Digital PCR (dPCR) is a refinement of conventional PCR that provides absolute quantification of nucleic acids without needing a standard curve. The sample is partitioned into thousands of tiny individual reactions, and after amplification, the number of positive versus negative partitions is counted.
How Digital PCR Works
- Partitioning
The PCR mixture containing the sample, primers, probe, and polymerase is divided into thousands of nanoliter-sized partitions. This can be done using a chip with micro-wells, droplets in an oil emulsion (droplet digital PCR), or other methods. Each partition contains either zero or at least one copy of the target DNA.
- Amplification
The partitioned sample undergoes standard thermal cycling. In each partition, the PCR proceeds independently. Partitions containing target DNA produce amplified product, while empty partitions produce none.
- End-Point Detection
After amplification, each partition is analyzed for fluorescence. Partitions containing amplified target DNA are scored as positive (fluorescent), while those without are scored as negative. No quantification cycle (Ct) is needed—it is simply a yes-or-no readout per partition.
- Poisson Statistics
Since the partitioning is random, some partitions may contain multiple copies of the target. Poisson statistics are used to calculate the absolute number of target molecules in the original sample based on the proportion of negative partitions.
- Applications
Digital PCR is highly precise and is used for quantifying rare mutations, detecting low-abundance pathogens, analyzing copy number variations, and verifying NGS results. It is less sensitive to PCR inhibitors than qPCR and provides absolute quantification without standards.
Practical dPCR Workflow
Prepare the PCR master mix containing the sample DNA (1–100 ng), primers, probe, and droplet-generation oil.
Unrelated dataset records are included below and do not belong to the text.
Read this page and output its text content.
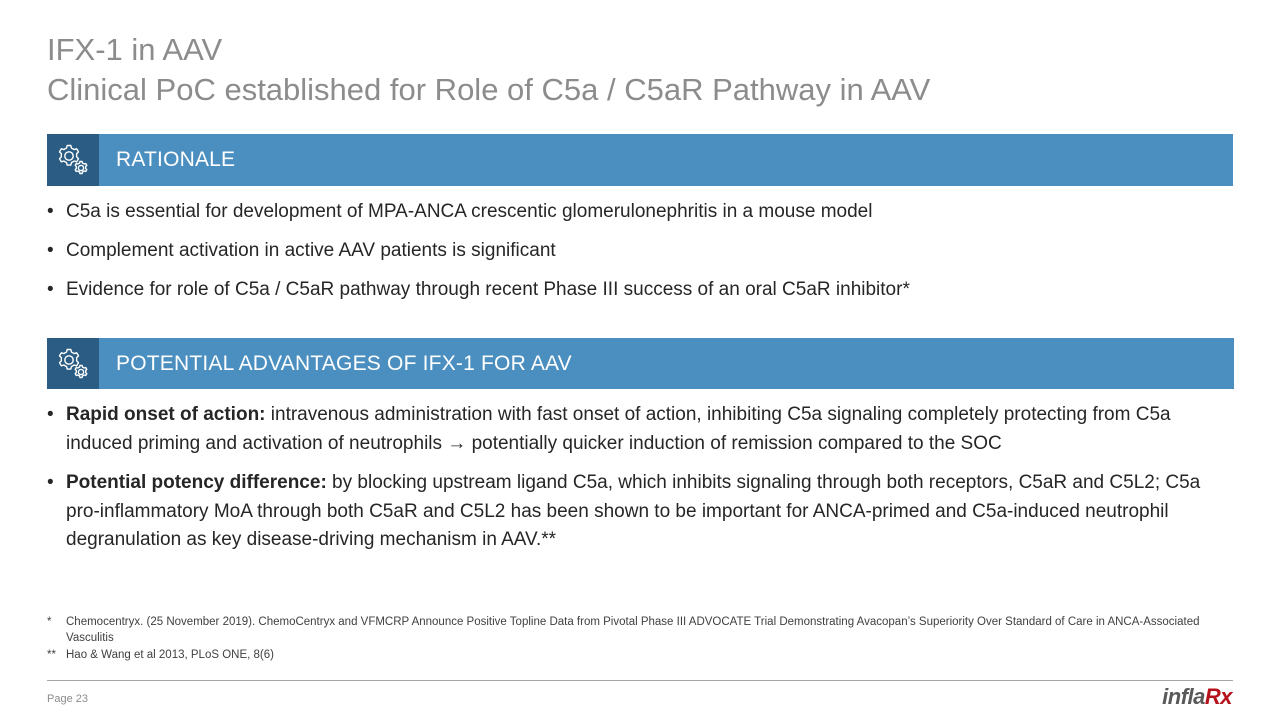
IFX-1 in AAV
Clinical PoC established for Role of C5a / C5aR Pathway in AAV
RATIONALE
• C5a is essential for development of MPA-ANCA crescentic glomerulonephritis in a mouse model
• Complement activation in active AAV patients is significant
• Evidence for role of C5a / C5aR pathway through recent Phase III success of an oral C5aR inhibitor*
POTENTIAL ADVANTAGES OF IFX-1 FOR AAV
• Rapid onset of action: intravenous administration with fast onset of action, inhibiting C5a signaling completely protecting from C5a induced priming and activation of neutrophils → potentially quicker induction of remission compared to the SOC
• Potential potency difference: by blocking upstream ligand C5a, which inhibits signaling through both receptors, C5aR and C5L2; C5a pro-inflammatory MoA through both C5aR and C5L2 has been shown to be important for ANCA-primed and C5a-induced neutrophil degranulation as key disease-driving mechanism in AAV.**
* Chemocentryx. (25 November 2019). ChemoCentryx and VFMCRP Announce Positive Topline Data from Pivotal Phase III ADVOCATE Trial Demonstrating Avacopan’s Superiority Over Standard of Care in ANCA-Associated Vasculitis
** Hao & Wang et al 2013, PLoS ONE, 8(6)
Page 23	inflaRx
For droplet digital PCR (ddPCR), load the mixture into a droplet generator that partitions the sample into ~20,000 uniform nanoliter droplets in a water-in-oil emulsion. For chip-based dPCR, the sample is loaded into a microfluidic chip with prefabricated microwells (typically ~20,000 wells). Transfer the partitioned sample to a thermal cycler and amplify to end-point using standard cycling conditions. After amplification, read the fluorescence of each partition using a dedicated reader. Partitions with target DNA show fluorescence above a manually set threshold and are scored as positive. Apply Poisson statistics: λ = −ln(1 − p) where p is the fraction of positive partitions; the absolute target concentration (copies/µL) is λ divided by the partition volume. Use at least 10,000 accepted partitions for reliable quantification. Include a no-template control and a positive control with known copy number. For rare mutation detection, use dual fluorescent probes — a wild-type probe labeled with FAM and a mutant probe with HEX — to distinguish mutant from wild-type molecules in the same reaction.
Real-World Application
In liquid biopsy for cancer monitoring, ddPCR detects circulating tumor DNA (ctDNA) mutations such as EGFR T790M in non-small cell lung cancer. Plasma DNA (10 ng) is extracted from blood and analyzed with mutation-specific probes. ddPCR resolves mutant allele frequencies as low as 0.01%, far below the detection limit of Sanger sequencing. The absolute copy number of mutant molecules per mL of plasma is calculated, enabling longitudinal tracking of tumor burden and early detection of treatment resistance.